During the protracted Congressional fight over the Affordable Care Act, its supporters kept stressing the importance of extending coverage to tens of millions of uninsured. But some observers, including your humble blogger, warned that having overpriced insurance that didn’t cover much was a headfake, not real progress.
Physicians for a National Health Program has gotten access to an editorial approved for publication next week in the Journal of General Internal Medicine titled Life or Debt (hat tip martha r). It which takes aim at the lousy job Obamacare does for the group it was billed as benefitting, the un- and underinsured, keying off an article in the same journal, “Prevalence and Predictors of Underinsurance Among Low-Income Adults,” whose lead author is Hema Magge.
If you’ve had a look at how the bronze plans work, you’ll find the conclusion of this article to be no surprise. Bronze plans for individuals are expected to cost between $4,500 and $5,800 a year in 2016. But if you make less than 4 times the Federal poverty line ($11,170 in 2012), you’ll pay less by virtue of receiving tax credits. Someone making up to 133% of the FPL will get credits so that his net payment will be only 2% of income, while those making 300% to 400% of FPL will pay 9.5% of FPL.
But the real problem is that this is only a portion of what lower-income people will pay. They’ll presumably only be able to afford the lowest tier plans, which are bronze plans. And bronze plans are terrible. They are designed so that the insurance covers only 60% of costs. The insured is expected to pick up 40%. And this is inadequate.
62% of bankruptcies in 2007 had medical bills as a contributing factor. Only 22% of those individuals were uninsured. And Obamacare-style coverage does nothing to lower this risk. The Massachusetts health care program, whose bronze plans are more generous, designed to cover 70% of medical expenses as opposed to Obamacare’s 60%, did not reduce medical bankruptcies. (By contrast, current employer-provided policies typically reimburse roughly 80%).
When authors Steffie Woolhandler and David U. Himmelstein take you through the numbers, you can see why:
125 In concrete terms, a 56-year-old making $45,900 (399 % of poverty, and hence eligible for premium subsidies) will pay an estimated $4,361 in premiums for individual Bronze coverage, and up to $4,167 in additional deductibles and copayments for covered services.13 At 401 % of poverty ($46,100) subsidies disappear; the mandatory premium would be $10,585, with out-of-pocket costs for covered services capped at $6,250. In effect, the federal government has lent its imprimatur to skimpy plans (long-promoted by private insurers) that offer scant protection from pauperization.
What is even more evil about this is that for most employers, coverage over time will migrate towards the inadequate Obamacare level. Sure, many will provide more as an inducement, but with this low a bar to beat, over time you can expect a decline in the average level of private coverage.
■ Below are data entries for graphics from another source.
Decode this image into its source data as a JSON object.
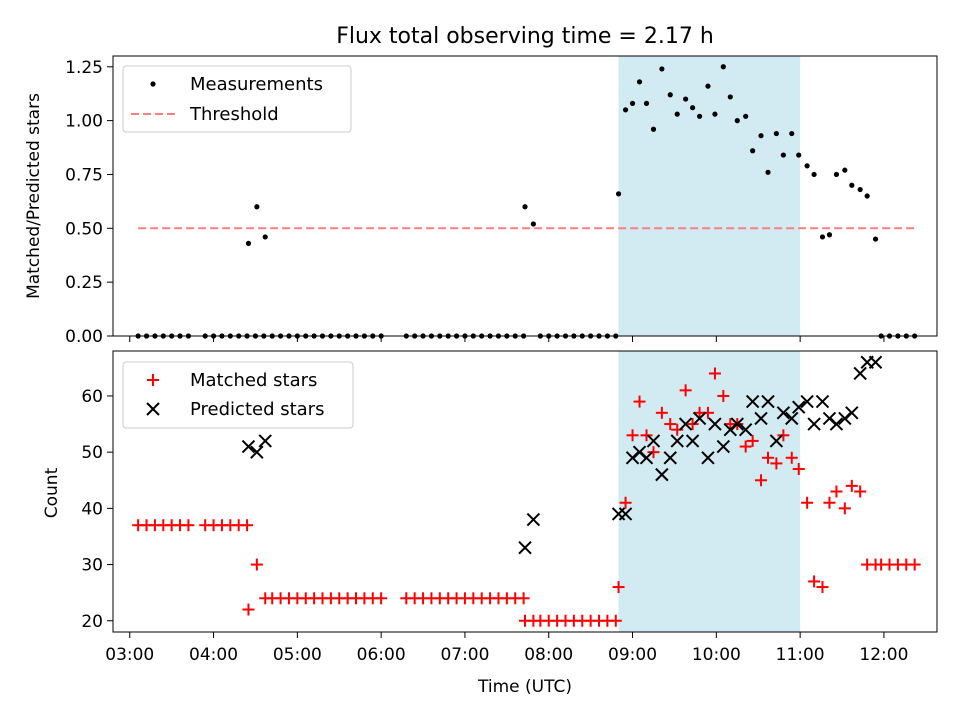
{
  "chart_data": [
    {
      "type": "scatter",
      "title": "Flux total observing time = 2.17 h",
      "ylabel": "Matched/Predicted stars",
      "xlabel": "",
      "xlim": [
        "02:48",
        "12:38"
      ],
      "ylim": [
        0,
        1.3
      ],
      "yticks": [
        "0.00",
        "0.25",
        "0.50",
        "0.75",
        "1.00",
        "1.25"
      ],
      "legend_position": "top-left",
      "highlight_span": [
        "08:50",
        "11:00"
      ],
      "highlight_color": "#add8e6",
      "series": [
        {
          "name": "Measurements",
          "kind": "points",
          "color": "#000000",
          "points": [
            [
              "03:06",
              0.0
            ],
            [
              "03:12",
              0.0
            ],
            [
              "03:18",
              0.0
            ],
            [
              "03:24",
              0.0
            ],
            [
              "03:30",
              0.0
            ],
            [
              "03:36",
              0.0
            ],
            [
              "03:42",
              0.0
            ],
            [
              "03:54",
              0.0
            ],
            [
              "04:00",
              0.0
            ],
            [
              "04:06",
              0.0
            ],
            [
              "04:12",
              0.0
            ],
            [
              "04:18",
              0.0
            ],
            [
              "04:24",
              0.0
            ],
            [
              "04:30",
              0.0
            ],
            [
              "04:36",
              0.0
            ],
            [
              "04:25",
              0.43
            ],
            [
              "04:31",
              0.6
            ],
            [
              "04:37",
              0.46
            ],
            [
              "04:42",
              0.0
            ],
            [
              "04:48",
              0.0
            ],
            [
              "04:54",
              0.0
            ],
            [
              "05:00",
              0.0
            ],
            [
              "05:06",
              0.0
            ],
            [
              "05:12",
              0.0
            ],
            [
              "05:18",
              0.0
            ],
            [
              "05:24",
              0.0
            ],
            [
              "05:30",
              0.0
            ],
            [
              "05:36",
              0.0
            ],
            [
              "05:42",
              0.0
            ],
            [
              "05:48",
              0.0
            ],
            [
              "05:54",
              0.0
            ],
            [
              "06:00",
              0.0
            ],
            [
              "06:18",
              0.0
            ],
            [
              "06:24",
              0.0
            ],
            [
              "06:30",
              0.0
            ],
            [
              "06:36",
              0.0
            ],
            [
              "06:42",
              0.0
            ],
            [
              "06:48",
              0.0
            ],
            [
              "06:54",
              0.0
            ],
            [
              "07:00",
              0.0
            ],
            [
              "07:06",
              0.0
            ],
            [
              "07:12",
              0.0
            ],
            [
              "07:18",
              0.0
            ],
            [
              "07:24",
              0.0
            ],
            [
              "07:30",
              0.0
            ],
            [
              "07:36",
              0.0
            ],
            [
              "07:42",
              0.0
            ],
            [
              "07:43",
              0.6
            ],
            [
              "07:49",
              0.52
            ],
            [
              "07:54",
              0.0
            ],
            [
              "08:00",
              0.0
            ],
            [
              "08:06",
              0.0
            ],
            [
              "08:12",
              0.0
            ],
            [
              "08:18",
              0.0
            ],
            [
              "08:24",
              0.0
            ],
            [
              "08:30",
              0.0
            ],
            [
              "08:36",
              0.0
            ],
            [
              "08:42",
              0.0
            ],
            [
              "08:48",
              0.0
            ],
            [
              "08:50",
              0.66
            ],
            [
              "08:55",
              1.05
            ],
            [
              "09:00",
              1.08
            ],
            [
              "09:05",
              1.18
            ],
            [
              "09:10",
              1.08
            ],
            [
              "09:15",
              0.96
            ],
            [
              "09:21",
              1.24
            ],
            [
              "09:27",
              1.12
            ],
            [
              "09:32",
              1.03
            ],
            [
              "09:38",
              1.1
            ],
            [
              "09:43",
              1.06
            ],
            [
              "09:48",
              1.02
            ],
            [
              "09:54",
              1.16
            ],
            [
              "09:59",
              1.03
            ],
            [
              "10:05",
              1.25
            ],
            [
              "10:10",
              1.11
            ],
            [
              "10:15",
              1.0
            ],
            [
              "10:21",
              1.02
            ],
            [
              "10:26",
              0.86
            ],
            [
              "10:32",
              0.93
            ],
            [
              "10:37",
              0.76
            ],
            [
              "10:43",
              0.94
            ],
            [
              "10:48",
              0.84
            ],
            [
              "10:54",
              0.94
            ],
            [
              "10:59",
              0.84
            ],
            [
              "11:05",
              0.79
            ],
            [
              "11:10",
              0.75
            ],
            [
              "11:16",
              0.46
            ],
            [
              "11:21",
              0.47
            ],
            [
              "11:26",
              0.75
            ],
            [
              "11:32",
              0.77
            ],
            [
              "11:37",
              0.7
            ],
            [
              "11:43",
              0.68
            ],
            [
              "11:48",
              0.65
            ],
            [
              "11:54",
              0.45
            ],
            [
              "11:58",
              0.0
            ],
            [
              "12:04",
              0.0
            ],
            [
              "12:10",
              0.0
            ],
            [
              "12:16",
              0.0
            ],
            [
              "12:22",
              0.0
            ]
          ]
        },
        {
          "name": "Threshold",
          "kind": "dashed-line",
          "color": "#ff7f7f",
          "points": [
            [
              "03:06",
              0.5
            ],
            [
              "12:22",
              0.5
            ]
          ]
        }
      ]
    },
    {
      "type": "scatter",
      "title": "",
      "xlabel": "Time (UTC)",
      "ylabel": "Count",
      "xlim": [
        "02:48",
        "12:38"
      ],
      "ylim": [
        18,
        68
      ],
      "xticks": [
        "03:00",
        "04:00",
        "05:00",
        "06:00",
        "07:00",
        "08:00",
        "09:00",
        "10:00",
        "11:00",
        "12:00"
      ],
      "yticks": [
        "20",
        "30",
        "40",
        "50",
        "60"
      ],
      "legend_position": "top-left",
      "highlight_span": [
        "08:50",
        "11:00"
      ],
      "highlight_color": "#add8e6",
      "series": [
        {
          "name": "Matched stars",
          "marker": "plus",
          "color": "#ff0000",
          "points": [
            [
              "03:06",
              37
            ],
            [
              "03:12",
              37
            ],
            [
              "03:18",
              37
            ],
            [
              "03:24",
              37
            ],
            [
              "03:30",
              37
            ],
            [
              "03:36",
              37
            ],
            [
              "03:42",
              37
            ],
            [
              "03:54",
              37
            ],
            [
              "04:00",
              37
            ],
            [
              "04:06",
              37
            ],
            [
              "04:12",
              37
            ],
            [
              "04:18",
              37
            ],
            [
              "04:24",
              37
            ],
            [
              "04:25",
              22
            ],
            [
              "04:31",
              30
            ],
            [
              "04:37",
              24
            ],
            [
              "04:42",
              24
            ],
            [
              "04:48",
              24
            ],
            [
              "04:54",
              24
            ],
            [
              "05:00",
              24
            ],
            [
              "05:06",
              24
            ],
            [
              "05:12",
              24
            ],
            [
              "05:18",
              24
            ],
            [
              "05:24",
              24
            ],
            [
              "05:30",
              24
            ],
            [
              "05:36",
              24
            ],
            [
              "05:42",
              24
            ],
            [
              "05:48",
              24
            ],
            [
              "05:54",
              24
            ],
            [
              "06:00",
              24
            ],
            [
              "06:18",
              24
            ],
            [
              "06:24",
              24
            ],
            [
              "06:30",
              24
            ],
            [
              "06:36",
              24
            ],
            [
              "06:42",
              24
            ],
            [
              "06:48",
              24
            ],
            [
              "06:54",
              24
            ],
            [
              "07:00",
              24
            ],
            [
              "07:06",
              24
            ],
            [
              "07:12",
              24
            ],
            [
              "07:18",
              24
            ],
            [
              "07:24",
              24
            ],
            [
              "07:30",
              24
            ],
            [
              "07:36",
              24
            ],
            [
              "07:42",
              24
            ],
            [
              "07:43",
              20
            ],
            [
              "07:49",
              20
            ],
            [
              "07:54",
              20
            ],
            [
              "08:00",
              20
            ],
            [
              "08:06",
              20
            ],
            [
              "08:12",
              20
            ],
            [
              "08:18",
              20
            ],
            [
              "08:24",
              20
            ],
            [
              "08:30",
              20
            ],
            [
              "08:36",
              20
            ],
            [
              "08:42",
              20
            ],
            [
              "08:48",
              20
            ],
            [
              "08:50",
              26
            ],
            [
              "08:55",
              41
            ],
            [
              "09:00",
              53
            ],
            [
              "09:05",
              59
            ],
            [
              "09:10",
              53
            ],
            [
              "09:15",
              50
            ],
            [
              "09:21",
              57
            ],
            [
              "09:27",
              55
            ],
            [
              "09:32",
              54
            ],
            [
              "09:38",
              61
            ],
            [
              "09:43",
              55
            ],
            [
              "09:48",
              57
            ],
            [
              "09:54",
              57
            ],
            [
              "09:59",
              64
            ],
            [
              "10:05",
              60
            ],
            [
              "10:10",
              55
            ],
            [
              "10:15",
              55
            ],
            [
              "10:21",
              51
            ],
            [
              "10:26",
              52
            ],
            [
              "10:32",
              45
            ],
            [
              "10:37",
              49
            ],
            [
              "10:43",
              48
            ],
            [
              "10:48",
              53
            ],
            [
              "10:54",
              49
            ],
            [
              "10:59",
              47
            ],
            [
              "11:05",
              41
            ],
            [
              "11:10",
              27
            ],
            [
              "11:16",
              26
            ],
            [
              "11:21",
              41
            ],
            [
              "11:26",
              43
            ],
            [
              "11:32",
              40
            ],
            [
              "11:37",
              44
            ],
            [
              "11:43",
              43
            ],
            [
              "11:48",
              30
            ],
            [
              "11:54",
              30
            ],
            [
              "11:58",
              30
            ],
            [
              "12:04",
              30
            ],
            [
              "12:10",
              30
            ],
            [
              "12:16",
              30
            ],
            [
              "12:22",
              30
            ]
          ]
        },
        {
          "name": "Predicted stars",
          "marker": "x",
          "color": "#000000",
          "points": [
            [
              "04:25",
              51
            ],
            [
              "04:31",
              50
            ],
            [
              "04:37",
              52
            ],
            [
              "07:43",
              33
            ],
            [
              "07:49",
              38
            ],
            [
              "08:50",
              39
            ],
            [
              "08:55",
              39
            ],
            [
              "09:00",
              49
            ],
            [
              "09:05",
              50
            ],
            [
              "09:10",
              49
            ],
            [
              "09:15",
              52
            ],
            [
              "09:21",
              46
            ],
            [
              "09:27",
              49
            ],
            [
              "09:32",
              52
            ],
            [
              "09:38",
              55
            ],
            [
              "09:43",
              52
            ],
            [
              "09:48",
              56
            ],
            [
              "09:54",
              49
            ],
            [
              "09:59",
              55
            ],
            [
              "10:05",
              51
            ],
            [
              "10:10",
              54
            ],
            [
              "10:15",
              55
            ],
            [
              "10:21",
              54
            ],
            [
              "10:26",
              59
            ],
            [
              "10:32",
              56
            ],
            [
              "10:37",
              59
            ],
            [
              "10:43",
              52
            ],
            [
              "10:48",
              57
            ],
            [
              "10:54",
              56
            ],
            [
              "10:59",
              58
            ],
            [
              "11:05",
              59
            ],
            [
              "11:10",
              55
            ],
            [
              "11:16",
              59
            ],
            [
              "11:21",
              56
            ],
            [
              "11:26",
              55
            ],
            [
              "11:32",
              56
            ],
            [
              "11:37",
              57
            ],
            [
              "11:43",
              64
            ],
            [
              "11:48",
              66
            ],
            [
              "11:54",
              66
            ]
          ]
        }
      ]
    }
  ]
}
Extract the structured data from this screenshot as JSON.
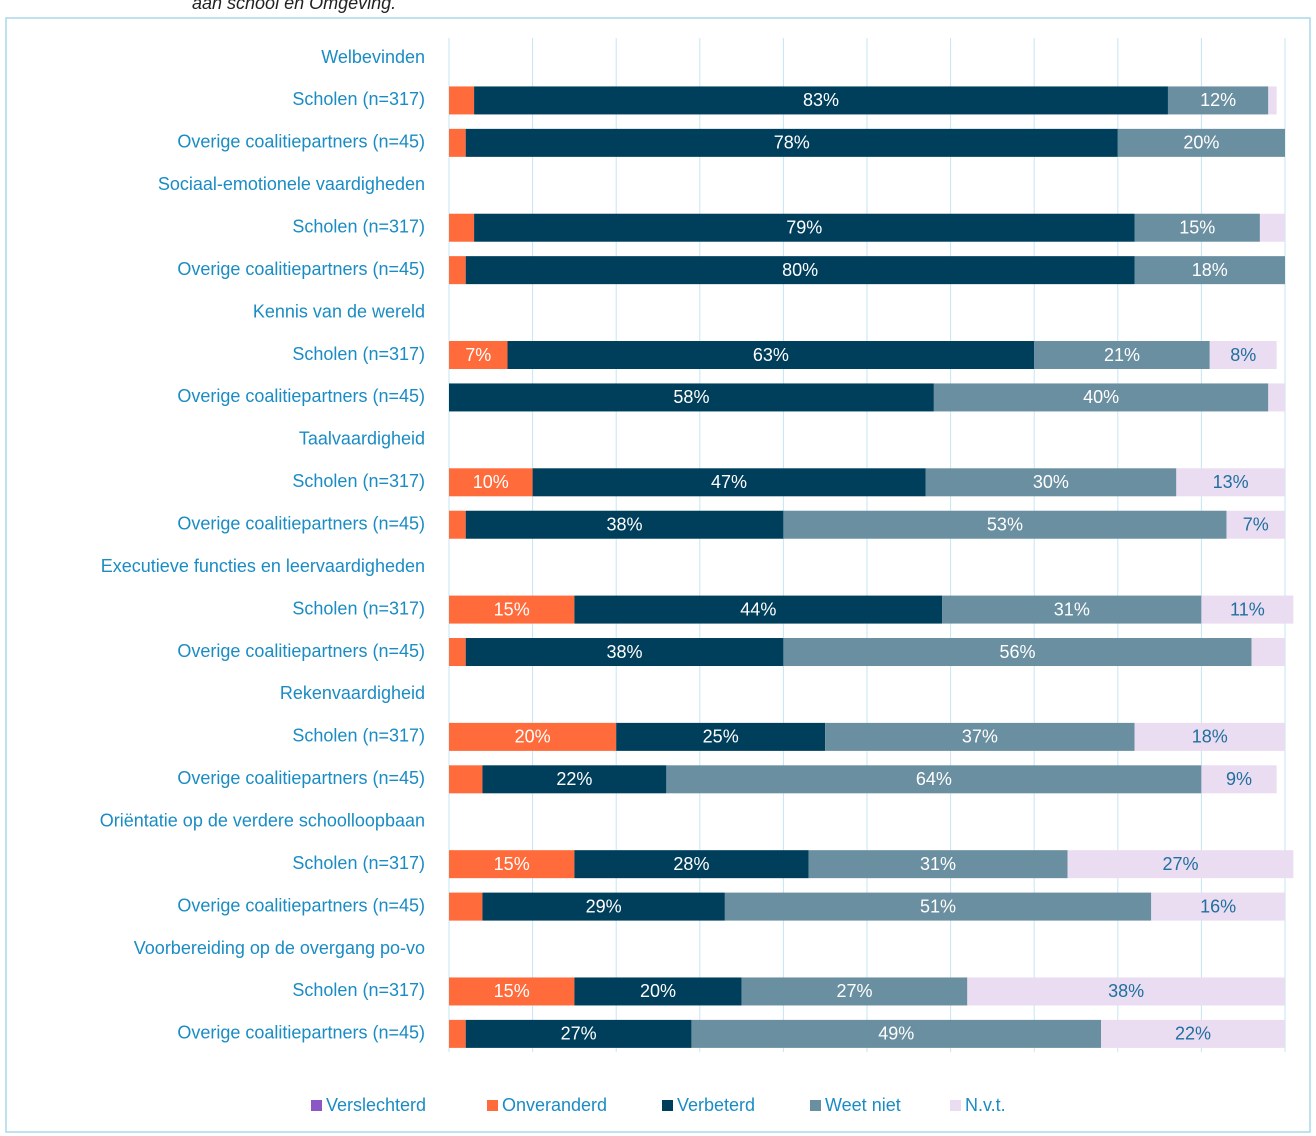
{
  "chart_data": {
    "type": "stacked_bar_horizontal",
    "title": "aan school en Omgeving.",
    "categories": [
      "Welbevinden",
      "Scholen (n=317)",
      "Overige coalitiepartners (n=45)",
      "Sociaal-emotionele vaardigheden",
      "Scholen (n=317)",
      "Overige coalitiepartners (n=45)",
      "Kennis van de wereld",
      "Scholen (n=317)",
      "Overige coalitiepartners (n=45)",
      "Taalvaardigheid",
      "Scholen (n=317)",
      "Overige coalitiepartners (n=45)",
      "Executieve functies en leervaardigheden",
      "Scholen (n=317)",
      "Overige coalitiepartners (n=45)",
      "Rekenvaardigheid",
      "Scholen (n=317)",
      "Overige coalitiepartners (n=45)",
      "Oriëntatie op de verdere schoolloopbaan",
      "Scholen (n=317)",
      "Overige coalitiepartners (n=45)",
      "Voorbereiding op de overgang po-vo",
      "Scholen (n=317)",
      "Overige coalitiepartners (n=45)"
    ],
    "series": [
      {
        "name": "Verslechterd",
        "color": "#8b57c4",
        "label_color": "#ffffff",
        "values": [
          null,
          0,
          0,
          null,
          0,
          0,
          null,
          0,
          0,
          null,
          0,
          0,
          null,
          0,
          0,
          null,
          0,
          0,
          null,
          0,
          0,
          null,
          0,
          0
        ]
      },
      {
        "name": "Onveranderd",
        "color": "#ff6b3b",
        "label_color": "#ffffff",
        "values": [
          null,
          3,
          2,
          null,
          3,
          2,
          null,
          7,
          0,
          null,
          10,
          2,
          null,
          15,
          2,
          null,
          20,
          4,
          null,
          15,
          4,
          null,
          15,
          2
        ],
        "value_labels": [
          null,
          null,
          null,
          null,
          null,
          null,
          null,
          "7%",
          null,
          null,
          "10%",
          null,
          null,
          "15%",
          null,
          null,
          "20%",
          null,
          null,
          "15%",
          null,
          null,
          "15%",
          null
        ]
      },
      {
        "name": "Verbeterd",
        "color": "#003f5c",
        "label_color": "#ffffff",
        "values": [
          null,
          83,
          78,
          null,
          79,
          80,
          null,
          63,
          58,
          null,
          47,
          38,
          null,
          44,
          38,
          null,
          25,
          22,
          null,
          28,
          29,
          null,
          20,
          27
        ],
        "value_labels": [
          null,
          "83%",
          "78%",
          null,
          "79%",
          "80%",
          null,
          "63%",
          "58%",
          null,
          "47%",
          "38%",
          null,
          "44%",
          "38%",
          null,
          "25%",
          "22%",
          null,
          "28%",
          "29%",
          null,
          "20%",
          "27%"
        ]
      },
      {
        "name": "Weet niet",
        "color": "#6a8fa1",
        "label_color": "#ffffff",
        "values": [
          null,
          12,
          20,
          null,
          15,
          18,
          null,
          21,
          40,
          null,
          30,
          53,
          null,
          31,
          56,
          null,
          37,
          64,
          null,
          31,
          51,
          null,
          27,
          49
        ],
        "value_labels": [
          null,
          "12%",
          "20%",
          null,
          "15%",
          "18%",
          null,
          "21%",
          "40%",
          null,
          "30%",
          "53%",
          null,
          "31%",
          "56%",
          null,
          "37%",
          "64%",
          null,
          "31%",
          "51%",
          null,
          "27%",
          "49%"
        ]
      },
      {
        "name": "N.v.t.",
        "color": "#eadcf1",
        "label_color": "#1f6f9f",
        "values": [
          null,
          1,
          0,
          null,
          3,
          0,
          null,
          8,
          2,
          null,
          13,
          7,
          null,
          11,
          4,
          null,
          18,
          9,
          null,
          27,
          16,
          null,
          38,
          22
        ],
        "value_labels": [
          null,
          null,
          null,
          null,
          null,
          null,
          null,
          "8%",
          null,
          null,
          "13%",
          "7%",
          null,
          "11%",
          null,
          null,
          "18%",
          "9%",
          null,
          "27%",
          "16%",
          null,
          "38%",
          "22%"
        ]
      }
    ],
    "xlim": [
      0,
      100
    ],
    "xticks": [
      0,
      10,
      20,
      30,
      40,
      50,
      60,
      70,
      80,
      90,
      100
    ],
    "grid": true,
    "legend": "bottom"
  }
}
And don’t kid yourself that making individuals and families bear more of the costs is an effective way to rein in health-care spending:
International evidence indicates that cost-sharing is neither necessary nor particularly effective for cost control; the U.S. has high cost-sharing and the highest costs. Canada, which outlawed copayments and deductibles in 1981, has seen both faster health improvement and slower cost growth. Canadian provinces control costs by tax- based funding; global hospital budgeting; binding, negotiated physician fee schedules; and a simple unified single-payer structure that minimizes administrative burdens and costs. Scotland, which has eschewed market-based policies 161 and patient payments—even going so far as to abolish parking fees—has costs about half those in the U.S. Scots view patients as owners of their health care system, not its customers.
And in parallel, a stealth plan to weaken Medicare and force more low-income people into these lousy private plans is underway:
About 40 % of those gaining 102 coverage will get Medicaid. As Magge shows, many current Medicaid enrollees are woefully underinsured. Disturbingly, CMS looks set to allow state Medicaid programs to demand 105 copayments and deductibles, even from the poorest of the poor. Several states have already reduced benefits, cut provider payments, and narrowed provider networks. Hence, underinsurance among Medicaid recipients will probably increase. More ominously, the White House is 110 encouraging state officials to use federal Medicaid expansion funds to purchase private insurance, a shift likely to raise both taxpayers’ costs and poor patients’ copayments.
Catfood isn’t an adequate comparison for this scam. Cat insurance is a better deal because it is targeted to people with middle to high incomes who can shop for options and for the most part, won’t buy a bad policy out of desperation (there are lots of consumer sites comparing pet policies, so a minimal level of research will screen out overpriced products). Obamacare, by contrast, is all about enriching entrenched interests. And the worst is that it offers the poor and uninsured the promise of a better deal when it instead serves them up to the very same insurance industry that helped get us in this cost mess in the first place. While this is yet another face of the “Change you can believe in” con, it’s particularly despicable for treating the health of low income Americans as another looting opportunity.